CL community groups work diligently to boost community year-round

Kate Lee
By Kate Lee
November 25th, 2013

Since it got its start in March this year, the Christina Gateway Community Development Association (CGCDA) has been propelling the community forward.

Although the association has only been incorporated for a few months, they have accomplished much, thanks to their broad voice that represents every sector of the community.

“Gateway (CGDCA) is what has bought all the non-profits together at Christina Lake,” said Grace McGregor, Regional District of Kootenay Boundary (RDKB) Area C Director.

This is a critical time in community economic development. Even though Christina Lake gets up to 8,000 people in the summer months, they don’t have a high enough population to sustain a growing community year round.

CGCDA coordinator Sandy Mark says the main problem is a succession and business retention issue that all of the Boundary area as well as the whole of society where a huge shift in people retiring in the near future is being expected.

McGregor is the driving force behind the CGCDA, which aims to support existing local business and create more year-long jobs that will attract younger families to the lake in order to keep the community alive.

However, McGregor credits the tireless effort of CGDCA coordinator, Sandy Mark and the team made up of members of the community and non-profits as the lack of big industry at the lake makes it difficult to support community and pay for taxation.

“We know without increasing the business in the community, without attracting young people with families, this community is in jeopardy as a lot of rural communities are. It is critical we take action for our community economic development at this time,” said Mark.

Strategies like improved online marketing capacity, assisting retail businesses, creating incentive for local and international investors, upgrading the current internet bandwidth scope and working with existing community organizations to create education are at different stages of operation and planning.

CGCDA found very few local businesses were very active online so they have implemented an outreach program for the 100 or so existing businesses. This assesses their digital capacity and assists them to improve their skills and connect with popular social media tools like Trip Advisor, Facebook and Twitter.

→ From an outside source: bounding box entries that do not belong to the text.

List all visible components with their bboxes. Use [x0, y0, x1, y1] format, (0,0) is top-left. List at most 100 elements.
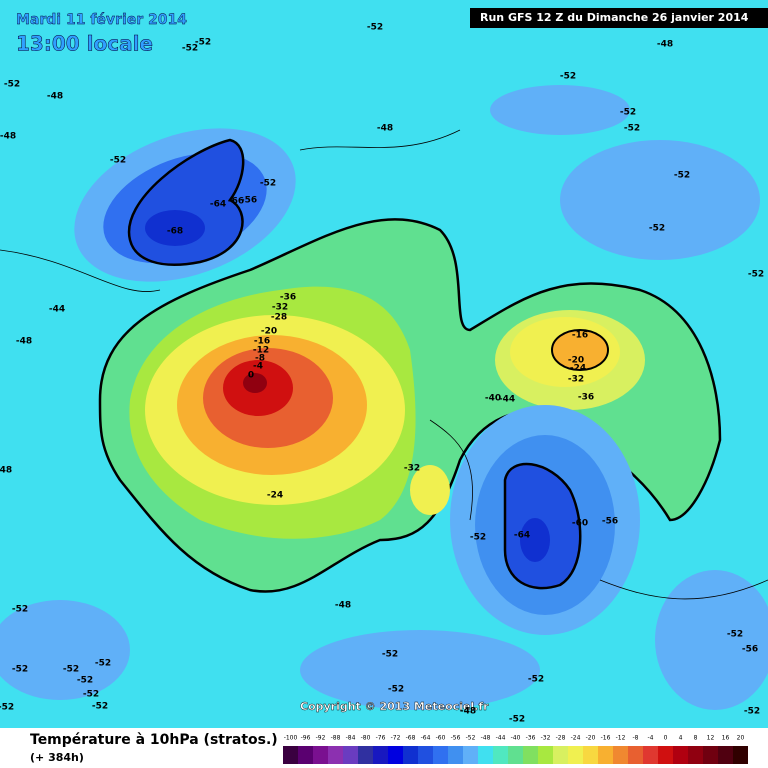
scale-label: -76	[376, 735, 386, 742]
scale-label: -28	[556, 735, 566, 742]
scale-swatch	[658, 746, 673, 764]
cold-patch	[560, 140, 760, 260]
contour-label: -52	[77, 676, 93, 686]
contour-label: 0	[248, 371, 254, 381]
scale-swatch	[583, 746, 598, 764]
scale-swatch	[373, 746, 388, 764]
scale-swatch	[463, 746, 478, 764]
contour-label: -52	[92, 702, 108, 712]
scale-label: -60	[436, 735, 446, 742]
contour-label: -12	[253, 346, 269, 356]
scale-label: 0	[664, 735, 668, 742]
contour-label: -52	[748, 270, 764, 280]
scale-label: -12	[616, 735, 626, 742]
contour-label: -52	[388, 685, 404, 695]
contour-label: -52	[620, 108, 636, 118]
scale-swatch	[343, 746, 358, 764]
contour-label: -52	[528, 675, 544, 685]
scale-label: -44	[496, 735, 506, 742]
contour-label: -48	[460, 707, 476, 717]
scale-label: -92	[316, 735, 326, 742]
warm-region	[243, 373, 267, 393]
scale-swatch	[553, 746, 568, 764]
cold-patch	[300, 630, 540, 710]
scale-swatch	[478, 746, 493, 764]
scale-label: -64	[421, 735, 431, 742]
footer-subtitle: (+ 384h)	[30, 751, 84, 764]
scale-label: -100	[284, 735, 298, 742]
scale-swatch	[448, 746, 463, 764]
contour-label: -36	[578, 393, 594, 403]
scale-label: -16	[601, 735, 611, 742]
scale-swatch	[688, 746, 703, 764]
contour-label: -24	[267, 491, 283, 501]
contour-label: -48	[16, 337, 32, 347]
contour-label: -20	[261, 327, 277, 337]
contour-label: -52	[727, 630, 743, 640]
scale-label: -4	[648, 735, 654, 742]
contour-label: -20	[568, 356, 584, 366]
cold-patch	[0, 600, 130, 700]
scale-label: -80	[361, 735, 371, 742]
contour-label: -64	[210, 200, 226, 210]
scale-label: -40	[511, 735, 521, 742]
contour-label: -52	[182, 44, 198, 54]
date: Mardi 11 février 2014	[16, 12, 187, 28]
contour-label: -52	[367, 23, 383, 33]
time: 13:00 locale	[16, 32, 153, 56]
copyright: Copyright © 2013 Meteociel.fr	[300, 700, 489, 713]
run-banner	[470, 8, 768, 28]
scale-label: -24	[571, 735, 581, 742]
scale-label: -72	[391, 735, 401, 742]
scale-label: -96	[301, 735, 311, 742]
contour-label: -52	[110, 156, 126, 166]
contour-label: -52	[509, 715, 525, 725]
contour-label: -52	[560, 72, 576, 82]
contour-label: -36	[280, 293, 296, 303]
contour-label: -8	[255, 354, 265, 364]
contour-label: -28	[271, 313, 287, 323]
scale-swatch	[643, 746, 658, 764]
contour-label: -52	[95, 659, 111, 669]
scale-swatch	[433, 746, 448, 764]
cold-region	[520, 518, 550, 562]
scale-swatch	[613, 746, 628, 764]
contour-label: -44	[499, 395, 515, 405]
cold-patch	[655, 570, 768, 710]
contour-label: -40	[485, 394, 501, 404]
scale-swatch	[283, 746, 298, 764]
warm-region	[410, 465, 450, 515]
contour-label: -32	[568, 375, 584, 385]
contour-label: -52	[744, 707, 760, 717]
contour-label: -66	[228, 197, 244, 207]
contour-label: -52	[382, 650, 398, 660]
scale-swatch	[313, 746, 328, 764]
contour-label: -48	[47, 92, 63, 102]
scale-label: 4	[679, 735, 683, 742]
contour-label: -56	[241, 196, 257, 206]
scale-swatch	[733, 746, 748, 764]
contour-label: -52	[260, 179, 276, 189]
contour-label: -52	[195, 38, 211, 48]
scale-label: -32	[541, 735, 551, 742]
coastline	[0, 129, 768, 600]
contour-label: -32	[272, 303, 288, 313]
contour-label: -24	[570, 364, 586, 374]
cold-region	[145, 210, 205, 246]
scale-swatch	[598, 746, 613, 764]
footer-title: Température à 10hPa (stratos.)	[30, 732, 278, 748]
scale-swatch	[328, 746, 343, 764]
contour-label: -4	[253, 362, 263, 372]
contour-label: -16	[254, 337, 270, 347]
scale-swatch	[703, 746, 718, 764]
contour-label: -16	[572, 331, 588, 341]
contour-label: -68	[167, 227, 183, 237]
warm-region	[551, 329, 609, 371]
scale-label: -8	[633, 735, 639, 742]
run-info: Run GFS 12 Z du Dimanche 26 janvier 2014	[480, 11, 749, 24]
scale-swatch	[418, 746, 433, 764]
scale-label: 16	[722, 735, 730, 742]
contour-label: -56	[742, 645, 758, 655]
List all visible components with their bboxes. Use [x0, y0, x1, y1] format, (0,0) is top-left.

They also help to provide support for business owners who wish to sell, helping them to prepare and implement necessary steps in order to create an attractive business opportunity for prospective buyers.

Venture Capital

Another initiative is the Christina Lake Community Venture Capital Association (CLCVCA) which is the first of its kind to be registered in BC although it is already in effect in rural communities throughout Canada. 

The new association would allow people in Christina Lake to invest some of their investment money back into the community in the near future.

Working alongside existing organizations is part of CGCDA’s plan and will partner with the Boundary Women’s Centre and run workshops for women who want to start their own business early next year.

They are also currently in works with several partners including Columbia Basin Trust Broadband Corporation to introduce fibre optics into the area to increase the current bandwidth to allow better internet usage.

Community support is already coming through with most businesses saying they would like more reliable bandwidth.

The aim of the upgrade is to help attract more e-businesses that could bring potential year-round businesses to the lake. It also hopes to attract more nomadic businesses where individuals choose the community they would like to live in and can work anywhere.

“We want to be one of those ‘anywheres,’” said Mark. “A really good ‘anywhere,’ where we can offer a beautiful location, wonderful community, great amenities and bandwidth.”